By how much you ask?

“Oh, please, whoever’s listening. God, Buddha, Kami-sama, or whatever, if you’re listening please fucking save my life!” Enough to renounce and offer up my faith to anything and anyone listening. I’m sorry, Reimu, I really like the Shrine aesthetic and the notion of worshipping nature peacefully, but nature is my current problem. I currently have no interest in the rapidly approaching Earth and the rapidly passing skies. Everything that I am and will be is therefore available to whomsoever decides to save me from my inevitable demise. I’m only a human being. When deaths on the line, my standards are zero, so I am without shame. “Satan? Lucifer? Hello, hello? Are you listening? If you get me out of this issue, I’ll gladly give you a timeshare on my soul. Just half, because I’m sure Reimu’ll keep the other half. Honestly, I’m saving you a lot of trouble by giving you only half, I swearrrrr!”

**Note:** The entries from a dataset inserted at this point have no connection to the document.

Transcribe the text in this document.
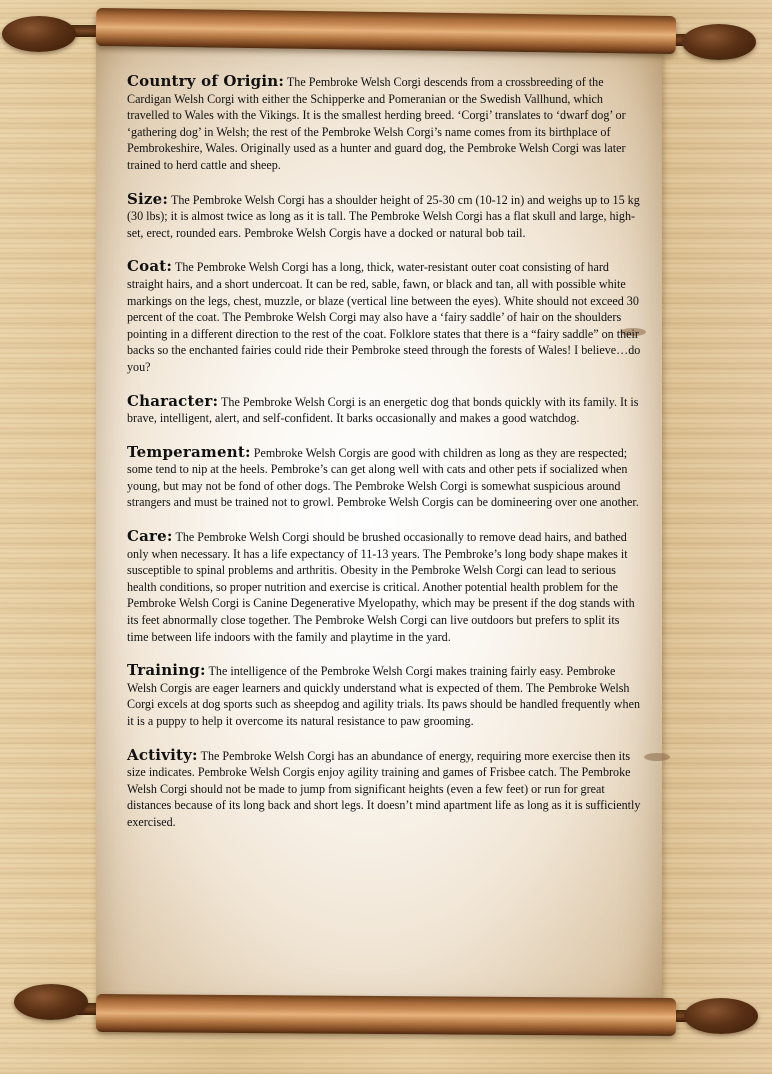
Country of Origin: The Pembroke Welsh Corgi descends from a crossbreeding of the Cardigan Welsh Corgi with either the Schipperke and Pomeranian or the Swedish Vallhund, which travelled to Wales with the Vikings. It is the smallest herding breed. ‘Corgi’ translates to ‘dwarf dog’ or ‘gathering dog’ in Welsh; the rest of the Pembroke Welsh Corgi’s name comes from its birthplace of Pembrokeshire, Wales. Originally used as a hunter and guard dog, the Pembroke Welsh Corgi was later trained to herd cattle and sheep.

Size: The Pembroke Welsh Corgi has a shoulder height of 25-30 cm (10-12 in) and weighs up to 15 kg (30 lbs); it is almost twice as long as it is tall. The Pembroke Welsh Corgi has a flat skull and large, high-set, erect, rounded ears. Pembroke Welsh Corgis have a docked or natural bob tail.

Coat: The Pembroke Welsh Corgi has a long, thick, water-resistant outer coat consisting of hard straight hairs, and a short undercoat. It can be red, sable, fawn, or black and tan, all with possible white markings on the legs, chest, muzzle, or blaze (vertical line between the eyes). White should not exceed 30 percent of the coat. The Pembroke Welsh Corgi may also have a ‘fairy saddle’ of hair on the shoulders pointing in a different direction to the rest of the coat. Folklore states that there is a “fairy saddle” on their backs so the enchanted fairies could ride their Pembroke steed through the forests of Wales! I believe…do you?

Character: The Pembroke Welsh Corgi is an energetic dog that bonds quickly with its family. It is brave, intelligent, alert, and self-confident. It barks occasionally and makes a good watchdog.

Temperament: Pembroke Welsh Corgis are good with children as long as they are respected; some tend to nip at the heels. Pembroke’s can get along well with cats and other pets if socialized when young, but may not be fond of other dogs. The Pembroke Welsh Corgi is somewhat suspicious around strangers and must be trained not to growl. Pembroke Welsh Corgis can be domineering over one another.

Care: The Pembroke Welsh Corgi should be brushed occasionally to remove dead hairs, and bathed only when necessary. It has a life expectancy of 11-13 years. The Pembroke’s long body shape makes it susceptible to spinal problems and arthritis. Obesity in the Pembroke Welsh Corgi can lead to serious health conditions, so proper nutrition and exercise is critical. Another potential health problem for the Pembroke Welsh Corgi is Canine Degenerative Myelopathy, which may be present if the dog stands with its feet abnormally close together. The Pembroke Welsh Corgi can live outdoors but prefers to split its time between life indoors with the family and playtime in the yard.

Training: The intelligence of the Pembroke Welsh Corgi makes training fairly easy. Pembroke Welsh Corgis are eager learners and quickly understand what is expected of them. The Pembroke Welsh Corgi excels at dog sports such as sheepdog and agility trials. Its paws should be handled frequently when it is a puppy to help it overcome its natural resistance to paw grooming.

Activity: The Pembroke Welsh Corgi has an abundance of energy, requiring more exercise then its size indicates. Pembroke Welsh Corgis enjoy agility training and games of Frisbee catch. The Pembroke Welsh Corgi should not be made to jump from significant heights (even a few feet) or run for great distances because of its long back and short legs. It doesn’t mind apartment life as long as it is sufficiently exercised.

Naturally, even though I called for help, not one of them came. 

Mostly, probably, because Reimu decided that I had no right to give away half my soul to anyone without her permission. I don’t know how she heard me, nor did I even see how she managed to get to me, but midway to my descent towards the ground, she plucked my out of the air and landed with me in her arms. Her eyes were wide, that terrible expression that she had earlier was gone, and she searched for any clue that I wasn’t who I was. 

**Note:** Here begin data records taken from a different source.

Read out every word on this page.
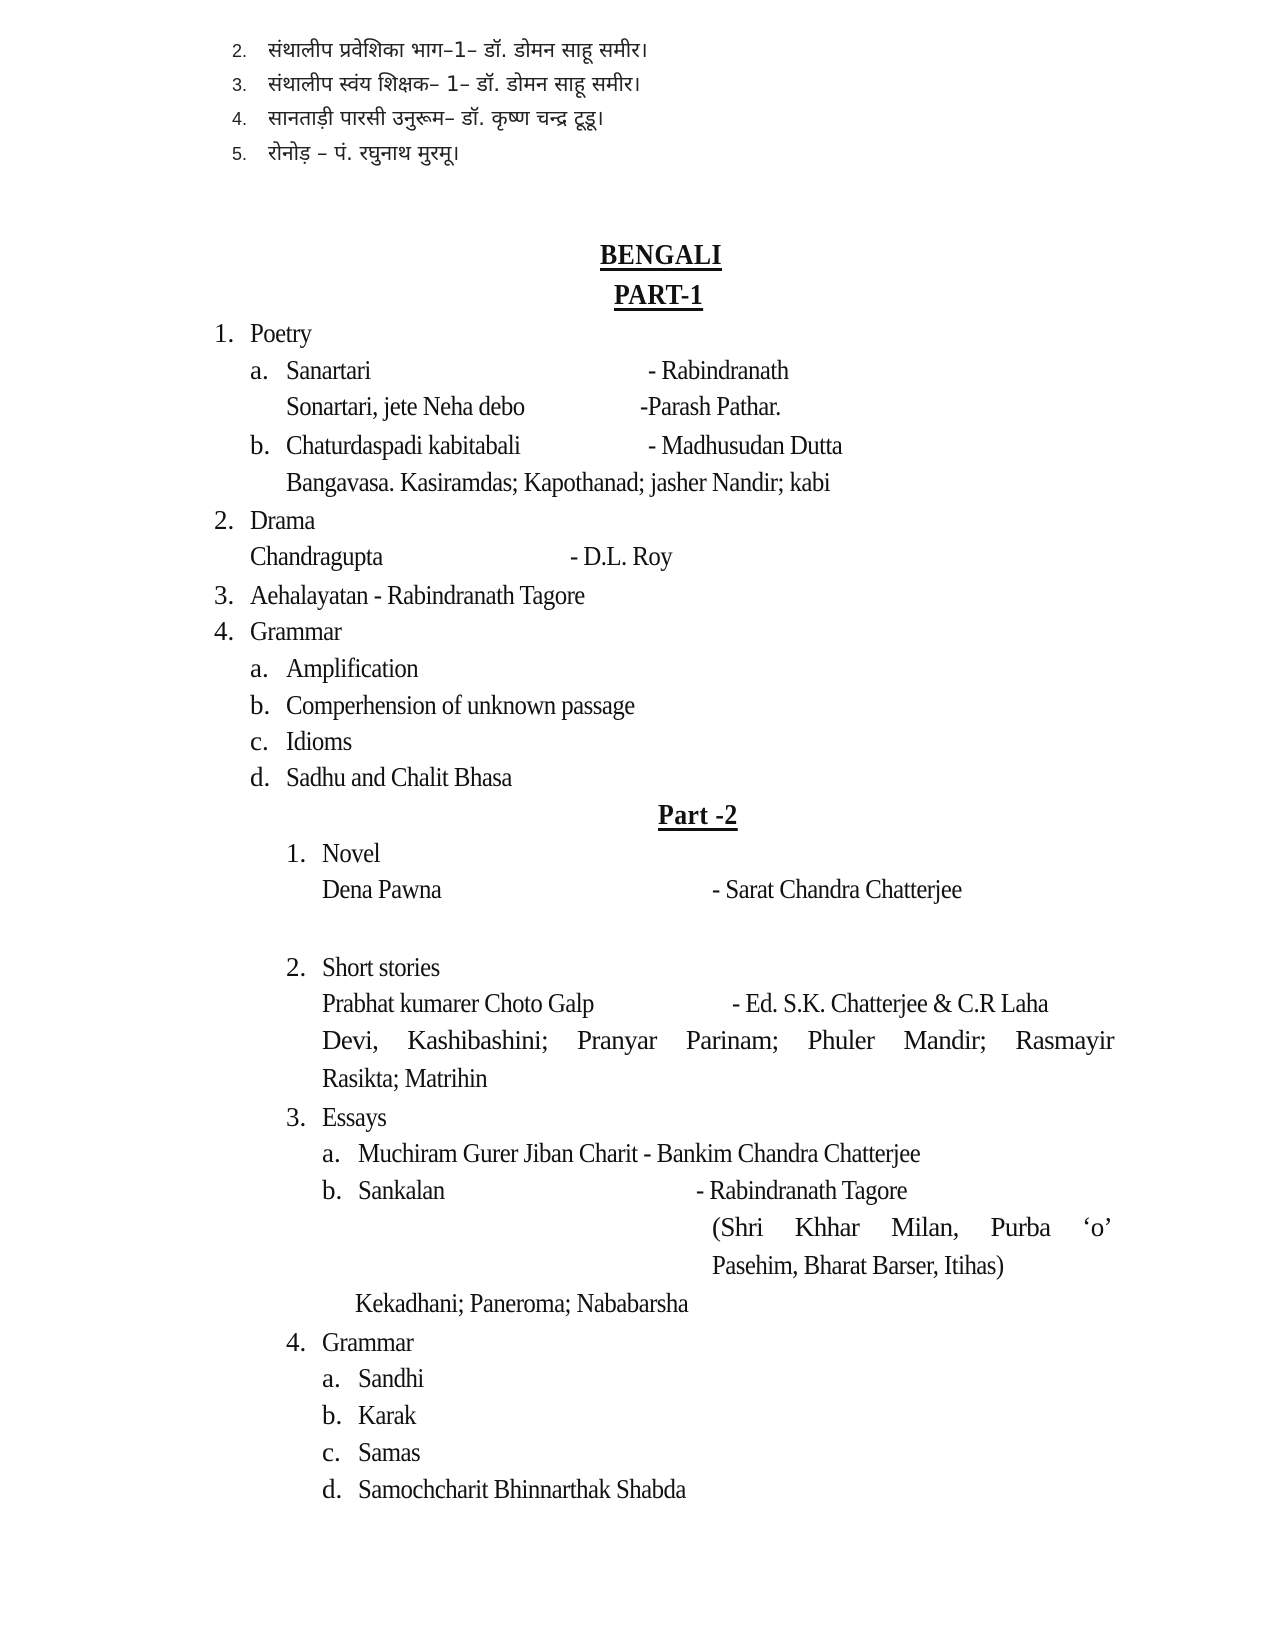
2. संथालीप प्रवेशिका भाग–1– डॉ. डोमन साहू समीर।
3. संथालीप स्वंय शिक्षक– 1– डॉ. डोमन साहू समीर।
4. सानताड़ी पारसी उनुरूम– डॉ. कृष्ण चन्द्र टूडू।
5. रोनोड़ – पं. रघुनाथ मुरमू।
BENGALI
PART-1
1. Poetry
a. Sanartari	- Rabindranath
Sonartari, jete Neha debo	-Parash Pathar.
b. Chaturdaspadi kabitabali	- Madhusudan Dutta
Bangavasa. Kasiramdas; Kapothanad; jasher Nandir; kabi
2. Drama
Chandragupta	- D.L. Roy
3. Aehalayatan - Rabindranath Tagore
4. Grammar
a. Amplification
b. Comperhension of unknown passage
c. Idioms
d. Sadhu and Chalit Bhasa
Part -2
1. Novel
Dena Pawna	- Sarat Chandra Chatterjee
2. Short stories
Prabhat kumarer Choto Galp	- Ed. S.K. Chatterjee & C.R Laha
Devi, Kashibashini; Pranyar Parinam; Phuler Mandir; Rasmayir
Rasikta; Matrihin
3. Essays
a. Muchiram Gurer Jiban Charit - Bankim Chandra Chatterjee
b. Sankalan	- Rabindranath Tagore
(Shri Khhar Milan, Purba ‘o’
Pasehim, Bharat Barser, Itihas)
Kekadhani; Paneroma; Nababarsha
4. Grammar
a. Sandhi
b. Karak
c. Samas
d. Samochcharit Bhinnarthak Shabda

When those clues came up zero, the slight grip left by her experiences faded away, while tears welled in her eyes.

“You’re okay. You’re alive. You’re here.” The words were so quick I nearly didn’t catch them. It was less of a statement and more of a rapid chant. Her grip on me tightened, as she carried me in her arms, and she all but cradled me against herself with her arms alone. Some part of me complained about being emasculated, but I didn’t care. Even if it hand’t been entirely my fault, the situation which caused her so much grief had been my fault. Only an idiot would say they were blameless in my current situation, so I stayed silent and let her do as she wished. “Hachiman… you’re still with me…”

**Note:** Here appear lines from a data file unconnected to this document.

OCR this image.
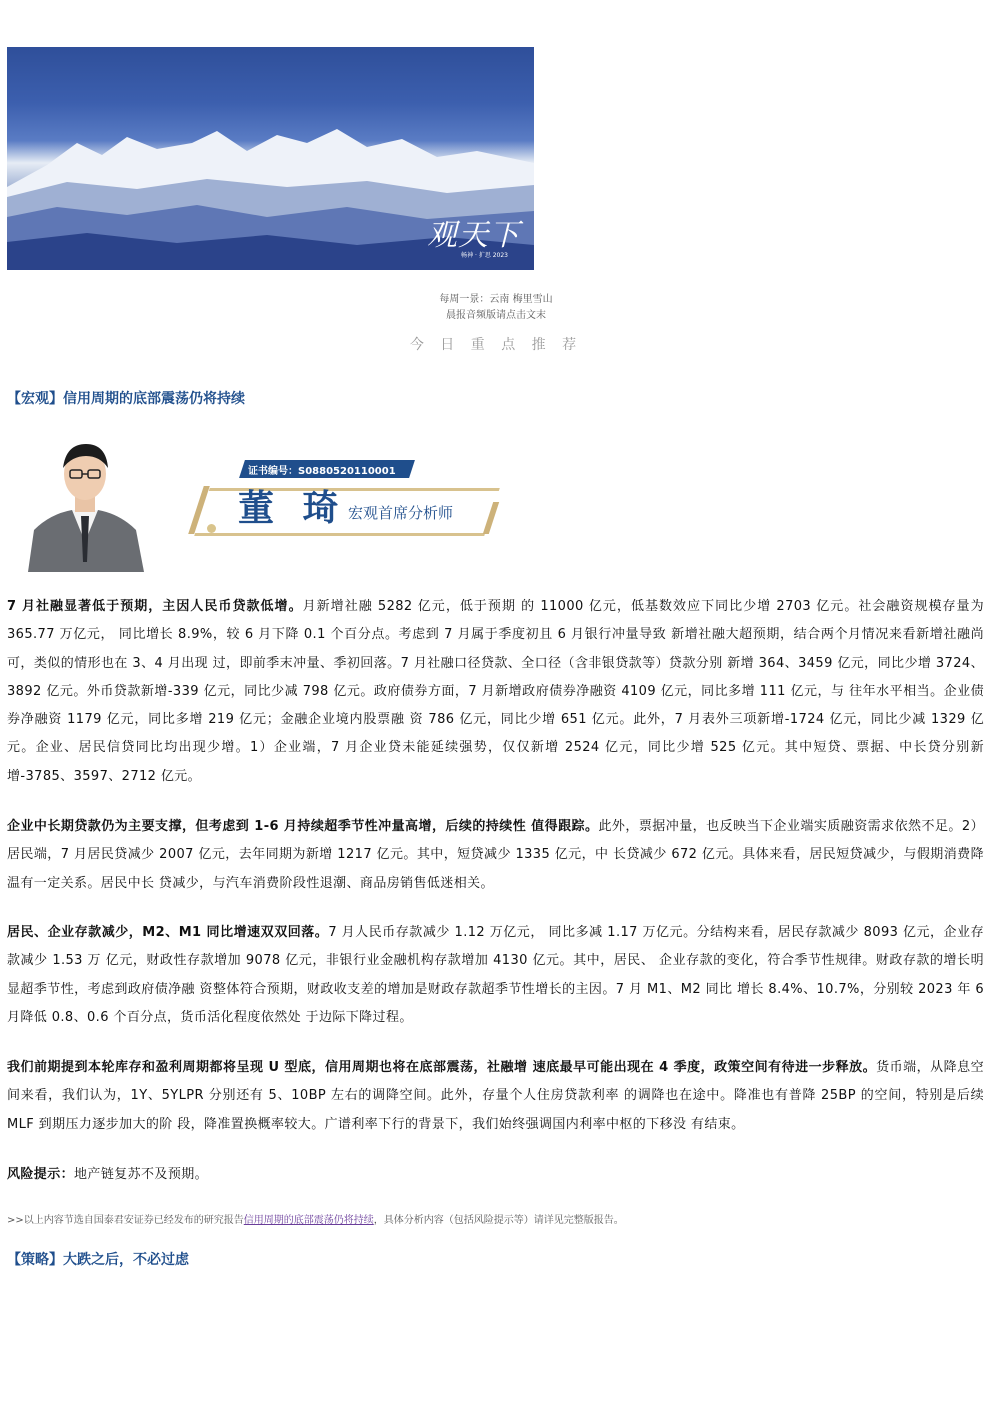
观天下
畅神 · 扩思 2023
每周一景：云南 梅里雪山
晨报音频版请点击文末
今 日 重 点 推 荐
【宏观】信用周期的底部震荡仍将持续
证书编号：S0880520110001
董 琦 宏观首席分析师
7 月社融显著低于预期，主因人民币贷款低增。月新增社融 5282 亿元，低于预期 的 11000 亿元，低基数效应下同比少增 2703 亿元。社会融资规模存量为 365.77 万亿元， 同比增长 8.9%，较 6 月下降 0.1 个百分点。考虑到 7 月属于季度初且 6 月银行冲量导致 新增社融大超预期，结合两个月情况来看新增社融尚可，类似的情形也在 3、4 月出现 过，即前季末冲量、季初回落。7 月社融口径贷款、全口径（含非银贷款等）贷款分别 新增 364、3459 亿元，同比少增 3724、3892 亿元。外币贷款新增-339 亿元，同比少减 798 亿元。政府债券方面，7 月新增政府债券净融资 4109 亿元，同比多增 111 亿元，与 往年水平相当。企业债券净融资 1179 亿元，同比多增 219 亿元；金融企业境内股票融 资 786 亿元，同比少增 651 亿元。此外，7 月表外三项新增-1724 亿元，同比少减 1329 亿元。企业、居民信贷同比均出现少增。1）企业端，7 月企业贷未能延续强势，仅仅新增 2524 亿元，同比少增 525 亿元。其中短贷、票据、中长贷分别新增-3785、3597、2712 亿元。
企业中长期贷款仍为主要支撑，但考虑到 1-6 月持续超季节性冲量高增，后续的持续性 值得跟踪。此外，票据冲量，也反映当下企业端实质融资需求依然不足。2）居民端，7 月居民贷减少 2007 亿元，去年同期为新增 1217 亿元。其中，短贷减少 1335 亿元，中 长贷减少 672 亿元。具体来看，居民短贷减少，与假期消费降温有一定关系。居民中长 贷减少，与汽车消费阶段性退潮、商品房销售低迷相关。
居民、企业存款减少，M2、M1 同比增速双双回落。7 月人民币存款减少 1.12 万亿元， 同比多减 1.17 万亿元。分结构来看，居民存款减少 8093 亿元，企业存款减少 1.53 万 亿元，财政性存款增加 9078 亿元，非银行业金融机构存款增加 4130 亿元。其中，居民、 企业存款的变化，符合季节性规律。财政存款的增长明显超季节性，考虑到政府债净融 资整体符合预期，财政收支差的增加是财政存款超季节性增长的主因。7 月 M1、M2 同比 增长 8.4%、10.7%，分别较 2023 年 6 月降低 0.8、0.6 个百分点，货币活化程度依然处 于边际下降过程。
我们前期提到本轮库存和盈利周期都将呈现 U 型底，信用周期也将在底部震荡，社融增 速底最早可能出现在 4 季度，政策空间有待进一步释放。货币端，从降息空间来看，我们认为，1Y、5YLPR 分别还有 5、10BP 左右的调降空间。此外，存量个人住房贷款利率 的调降也在途中。降准也有普降 25BP 的空间，特别是后续 MLF 到期压力逐步加大的阶 段，降准置换概率较大。广谱利率下行的背景下，我们始终强调国内利率中枢的下移没 有结束。
风险提示：地产链复苏不及预期。
>>以上内容节选自国泰君安证券已经发布的研究报告信用周期的底部震荡仍将持续，具体分析内容（包括风险提示等）请详见完整版报告。
【策略】大跌之后，不必过虑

I read between the lines, looked past the relief, and took stock of what was taking over the space that was previously occupied by rage and determination. What I found was an ugly, worthless thing that I was familiar with. Self-loathing, guilt, and the desire to give up. Reimu didn’t need to say a single word, because I’d already seen the look in her face in the mirror. Even if it meant being hurt, she was readying herself to be the bad guy, so that someone else could be happy.

And, that someone was me.

Naturally, I didn’t even let her speak.

“Yeah. I am.” I reached out for her in a way that no one did for me. I’ll regret what I’m doing later, maybe scream into a pillow for hours in confusion and embaresment, but what mattered now was that I got rid of Reimu’s current line of thought. My reasons are entirely selfish, of course. I didn’t want her to let me go. So, I brushed away her tears and offered her a smirk. “So, how about we get on with this, huh? Didn’t you say we’ll figure out a way to stop whatever’s happening to me? I only died once, y’know? That’s not a good reason to stop, as far as I’m concerned.”

It a joke in poor taste, Reimu barely smiled at it, and I was sure she saw through my ploy with ease.

But Reimu still smiled.

“Idiot. That was the worst try at being nice I’ve ever seen.” She sniffled, but she let me down, and then brushed away the rest of her tears. Remilia Scarlett stood still behind her, eyes wide, and with half a wing, while she looked at me as though I was a ghost… but one that she was glad to see. “You’re in trouble. Lots of trouble. But that’s for when we get back home.” Reimu turned and faced the Vampire. This time, however, a small, calm smile played on her lips, and the world just seemed to be a better place. “After this fight.”

It was a pretty cool line, but it barely mattered. 

“After this fight,” was just thirty seconds after she said it.